To diagnose kidney stones, your doctor will begin by taking a thorough medical history and conducting a physical examination. If your doctor suspects that you have kidney stones, he or she may order imaging tests such as CT scan or KUB (kidney-ureter-bladder) x-ray. These tests will show your doctor how big your stones are and whether your stones are candidates for shock wave treatment. The KUB test helps monitor your condition while the CT scan is useful for diagnosis.
Your doctor may also order blood tests to evaluate your kidney function and overall health. This information will help the doctor decide on the best course of treatment.
Treatment and prevention depend on whether kidney stones are causing symptoms. Small stones may pass on their own without any treatment. If you are able, your doctor will likely request that your stone be analyzed so that they can figure out the type. They may recommend drinking plenty of fluids to dilute the urine and flush the stone. There are no special liquids, including cranberry juice, that are better for preventing or passing kidney stones.
The length of time it takes to pass a kidney stone will vary with the location and size of the stone. Since this process can cause significant discomfort, pain medication can be helpful to keep you comfortable.
For larger stones, medications can help by relaxing the ureters and assisting the stone in passing. If the stone is too big and blocks your urinary tract, preventing you from passing urine, you will need urgent treatment. This is especially true if you are vomiting and dehydrated.
A Dignity Health urologist can remove your kidney stone through several methods:
- Cystoscopy and ureteroscopy are used together to see inside the urethra and bladder to find the kidney stone and then remove or break the stone into smaller pieces. This procedure requires anesthesia, but you will generally be able to go home on the same day.
- Shock wave lithotripsy is used to break the kidney stone into smaller pieces that you are then able to pass normally. This is an outpatient procedure.

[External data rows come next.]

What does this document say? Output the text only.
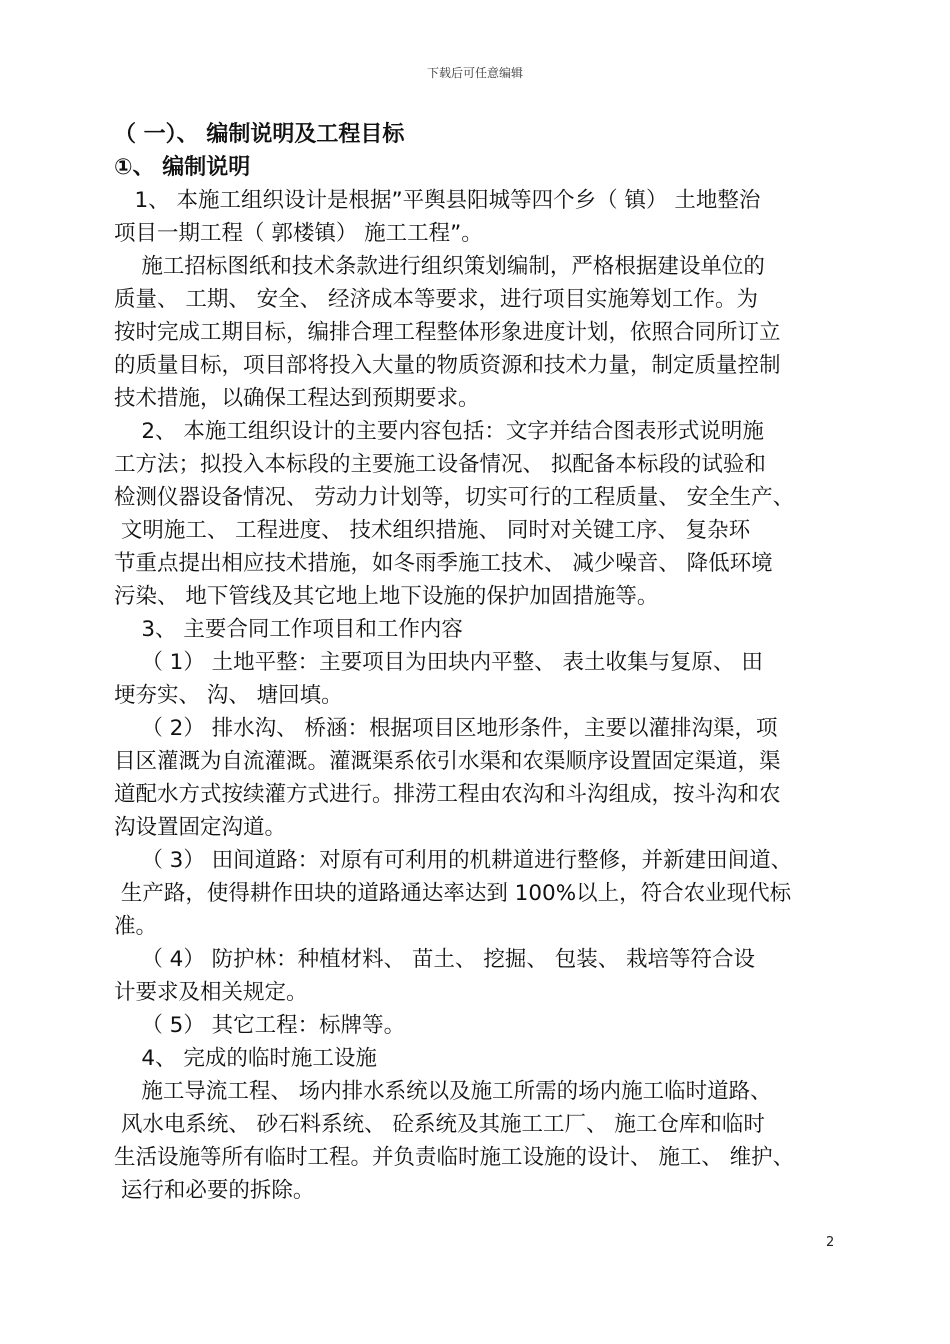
下载后可任意编辑
（ 一）、 编制说明及工程目标
①、 编制说明
1、 本施工组织设计是根据”平舆县阳城等四个乡（ 镇） 土地整治
项目一期工程（ 郭楼镇） 施工工程”。
施工招标图纸和技术条款进行组织策划编制，严格根据建设单位的
质量、 工期、 安全、 经济成本等要求，进行项目实施筹划工作。为
按时完成工期目标，编排合理工程整体形象进度计划，依照合同所订立
的质量目标，项目部将投入大量的物质资源和技术力量，制定质量控制
技术措施，以确保工程达到预期要求。
2、 本施工组织设计的主要内容包括：文字并结合图表形式说明施
工方法；拟投入本标段的主要施工设备情况、 拟配备本标段的试验和
检测仪器设备情况、 劳动力计划等，切实可行的工程质量、 安全生产、
文明施工、 工程进度、 技术组织措施、 同时对关键工序、 复杂环
节重点提出相应技术措施，如冬雨季施工技术、 减少噪音、 降低环境
污染、 地下管线及其它地上地下设施的保护加固措施等。
3、 主要合同工作项目和工作内容
（ 1） 土地平整：主要项目为田块内平整、 表土收集与复原、 田
埂夯实、 沟、 塘回填。
（ 2） 排水沟、 桥涵：根据项目区地形条件，主要以灌排沟渠，项
目区灌溉为自流灌溉。灌溉渠系依引水渠和农渠顺序设置固定渠道，渠
道配水方式按续灌方式进行。排涝工程由农沟和斗沟组成，按斗沟和农
沟设置固定沟道。
（ 3） 田间道路：对原有可利用的机耕道进行整修，并新建田间道、
生产路，使得耕作田块的道路通达率达到 100%以上，符合农业现代标
准。
（ 4） 防护林：种植材料、 苗土、 挖掘、 包装、 栽培等符合设
计要求及相关规定。
（ 5） 其它工程：标牌等。
4、 完成的临时施工设施
施工导流工程、 场内排水系统以及施工所需的场内施工临时道路、
风水电系统、 砂石料系统、 砼系统及其施工工厂、 施工仓库和临时
生活设施等所有临时工程。并负责临时施工设施的设计、 施工、 维护、
运行和必要的拆除。
2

- Percutaneous nephrolithotomy is performed in a hospital with anesthesia, and you can expect to stay a few days in the hospital afterward. Your doctor will use a nephroscope to find and remove the kidney stone through a small incision in your back.
After any of these procedures, your doctor may choose to leave a ureteral stent in your urinary tract to aid in urine flow or allow a stone to pass. Most likely, you will also be collecting your urine for 24 hours after the procedure to monitor how much urine you produce and the mineral levels of your urine.
Recovering from kidney stones will depend on the lifestyle changes that you are able to make.
If you monitor your diet and consume sufficient fluids, it is possible to fully recover from your kidney stones and not have issues with them again. On the other hand, some people have conditions or a family history that predispose them to kidney stones. It is possible to have kidney stones more than once.
With mild, smaller stones, you will recover at home with little to no interruption to your daily activity. If you need surgery to remove your stones, you may need to recover for a day or two in the hospital, but can expect a full recovery afterward.
When to see a doctor for kidney stones
While some kidney stones pass on their own and do not require treatment, it can still be helpful to see a doctor to help you manage symptoms and pain until the stone passes. If you have never experienced a stone before, it is wise to seek a doctor’s advice to rule out something more serious.
In addition, if you have signs or symptoms of a kidney stone accompanied by any of the following symptoms, seek immediate medical attention:
- Difficulty passing urine, or blood in your urine
- Pain so severe you cannot find a comfortable position
- Pain accompanied by nausea, vomiting, fever, or chills
The information contained in this article is meant for educational purposes only and should not replace advice from your healthcare provider.